CHICAGO — A young diplomat from River Forest, Ill., was among five Americans killed Saturday in an explosion in Afghanistan, according to her family and the U.S. State Department.
Anne Smedinghoff was 25, said her father Tom Smedinghoff, who was reached by phone.
“She was doing what she loved and she was doing great things,” her father said. “We’re just in total shock.”
In remarks to an audience of consulate employees Sunday in Istanbul, Secretary of State John Kerry said he had met Anne Smedinghoff when he had been in Afghanistan two weeks ago and recalled her as “vivacious, smart, capable.”
In Turkey today, Kerry called Smedinghoff a “selfless, idealistic young woman” lost to a “horrific attack.”
Kerry said Smedinghoff died in an attempt to deliver textbooks to schoolchildren in Afghanistan.

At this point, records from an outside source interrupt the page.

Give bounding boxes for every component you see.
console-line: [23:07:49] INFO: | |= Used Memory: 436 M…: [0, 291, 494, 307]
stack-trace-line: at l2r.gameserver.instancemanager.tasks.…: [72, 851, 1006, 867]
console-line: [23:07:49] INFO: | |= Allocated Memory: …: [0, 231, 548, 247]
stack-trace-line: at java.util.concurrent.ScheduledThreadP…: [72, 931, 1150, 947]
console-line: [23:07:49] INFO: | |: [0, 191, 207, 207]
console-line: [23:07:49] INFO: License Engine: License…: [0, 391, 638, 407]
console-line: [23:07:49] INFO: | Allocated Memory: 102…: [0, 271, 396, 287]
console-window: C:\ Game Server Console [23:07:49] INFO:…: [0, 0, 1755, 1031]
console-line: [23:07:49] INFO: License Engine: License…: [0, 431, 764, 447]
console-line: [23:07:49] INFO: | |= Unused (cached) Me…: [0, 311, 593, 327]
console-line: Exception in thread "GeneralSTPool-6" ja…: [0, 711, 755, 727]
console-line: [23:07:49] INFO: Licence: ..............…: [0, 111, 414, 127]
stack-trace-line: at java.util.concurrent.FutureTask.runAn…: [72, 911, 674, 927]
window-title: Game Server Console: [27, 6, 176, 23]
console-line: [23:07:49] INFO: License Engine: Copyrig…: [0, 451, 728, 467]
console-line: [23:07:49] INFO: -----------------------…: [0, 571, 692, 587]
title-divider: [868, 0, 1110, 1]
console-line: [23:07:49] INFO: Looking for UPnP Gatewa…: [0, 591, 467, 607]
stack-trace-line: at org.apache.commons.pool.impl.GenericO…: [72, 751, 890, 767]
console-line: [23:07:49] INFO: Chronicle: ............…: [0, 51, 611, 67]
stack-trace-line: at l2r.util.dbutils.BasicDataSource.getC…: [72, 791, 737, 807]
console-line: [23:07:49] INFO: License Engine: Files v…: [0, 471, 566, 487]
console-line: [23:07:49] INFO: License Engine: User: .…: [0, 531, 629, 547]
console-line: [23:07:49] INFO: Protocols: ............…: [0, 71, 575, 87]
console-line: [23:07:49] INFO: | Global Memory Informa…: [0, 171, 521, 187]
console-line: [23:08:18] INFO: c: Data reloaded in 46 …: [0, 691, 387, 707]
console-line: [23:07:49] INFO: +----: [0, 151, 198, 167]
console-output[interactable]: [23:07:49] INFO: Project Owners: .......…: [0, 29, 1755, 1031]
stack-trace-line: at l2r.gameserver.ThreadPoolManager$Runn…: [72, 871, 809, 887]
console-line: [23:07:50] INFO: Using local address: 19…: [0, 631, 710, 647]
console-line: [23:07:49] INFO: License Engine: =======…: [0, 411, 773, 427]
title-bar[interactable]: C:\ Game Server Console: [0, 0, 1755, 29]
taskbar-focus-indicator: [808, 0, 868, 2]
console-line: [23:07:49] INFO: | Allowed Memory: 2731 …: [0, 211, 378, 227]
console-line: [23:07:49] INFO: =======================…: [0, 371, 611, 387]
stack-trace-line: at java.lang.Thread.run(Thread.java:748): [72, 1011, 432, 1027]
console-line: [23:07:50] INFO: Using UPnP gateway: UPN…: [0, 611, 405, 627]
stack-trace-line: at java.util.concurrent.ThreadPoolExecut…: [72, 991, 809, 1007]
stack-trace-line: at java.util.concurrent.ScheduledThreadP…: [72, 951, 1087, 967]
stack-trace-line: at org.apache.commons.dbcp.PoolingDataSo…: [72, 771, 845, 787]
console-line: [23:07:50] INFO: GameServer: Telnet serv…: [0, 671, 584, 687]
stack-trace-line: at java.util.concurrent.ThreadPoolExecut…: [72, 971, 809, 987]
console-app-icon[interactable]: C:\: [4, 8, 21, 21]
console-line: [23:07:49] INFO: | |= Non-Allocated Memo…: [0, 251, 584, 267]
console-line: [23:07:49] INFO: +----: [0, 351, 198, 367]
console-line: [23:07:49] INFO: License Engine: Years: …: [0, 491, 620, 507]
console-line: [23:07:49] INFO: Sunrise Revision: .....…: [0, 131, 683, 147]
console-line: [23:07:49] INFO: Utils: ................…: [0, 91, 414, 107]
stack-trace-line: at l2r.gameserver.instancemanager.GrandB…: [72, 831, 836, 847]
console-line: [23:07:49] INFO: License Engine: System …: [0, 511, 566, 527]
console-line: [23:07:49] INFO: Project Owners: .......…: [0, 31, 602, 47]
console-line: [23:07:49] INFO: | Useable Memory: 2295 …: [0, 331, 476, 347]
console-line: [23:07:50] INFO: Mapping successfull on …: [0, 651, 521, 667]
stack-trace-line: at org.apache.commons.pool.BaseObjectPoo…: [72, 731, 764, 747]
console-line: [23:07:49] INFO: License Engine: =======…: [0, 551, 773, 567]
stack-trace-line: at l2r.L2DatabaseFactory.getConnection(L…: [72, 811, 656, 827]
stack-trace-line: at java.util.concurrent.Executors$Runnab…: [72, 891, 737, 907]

“A brave American was determined to brighten the light of learning through books written in the native tongue of students that she had never met, but whom she felt compelled to help,” Kerry said, according to a State Department transcript. “She was met by cowardly terrorists determined to bring darkness and death to total strangers.”
Tom Smedinghoff said Kerry called him Saturday morning to let him know what happened to his daughter.
“She was one of the people who was helping to coordinate his visit, she got to meet him. He spoke glowingly of the work she’s been doing,” Smedinghoff said of Kerry’s comments about his daughter, who The Washington Post said was the first U.S. diplomat to be killed in Afghanistan since the war began.
“He spoke very highly of her. It was very good to hear,” her father said.
Anne Smedinghoff was killed with three U.S. soldiers and a civilian employee of the Defense Department, Kerry said in a statement. They were in a convoy of vehicles in Zabul province when an improvised explosive device detonated, killing them, Kerry said.
Tom Smedinghoff said his daughter went into the Foreign Service right out of college. Her first post was in Venezuela and she volunteered to go to Afghanistan, where she had been since July.
As a diplomat, she was working in the public diplomacy department for the local population. She was helping women and working for equality for women, and with schools and local businesses there. Anne simply adored her job, her father said.
“She was living in a compound that was heavily fortified and she was always trying to get out and do things for the population.”
Smedinghoff said he only knew a few details of the last moments of her life.
“She was in a convoy … somebody with a car or a truck laden with explosives rammed into her vehicle.”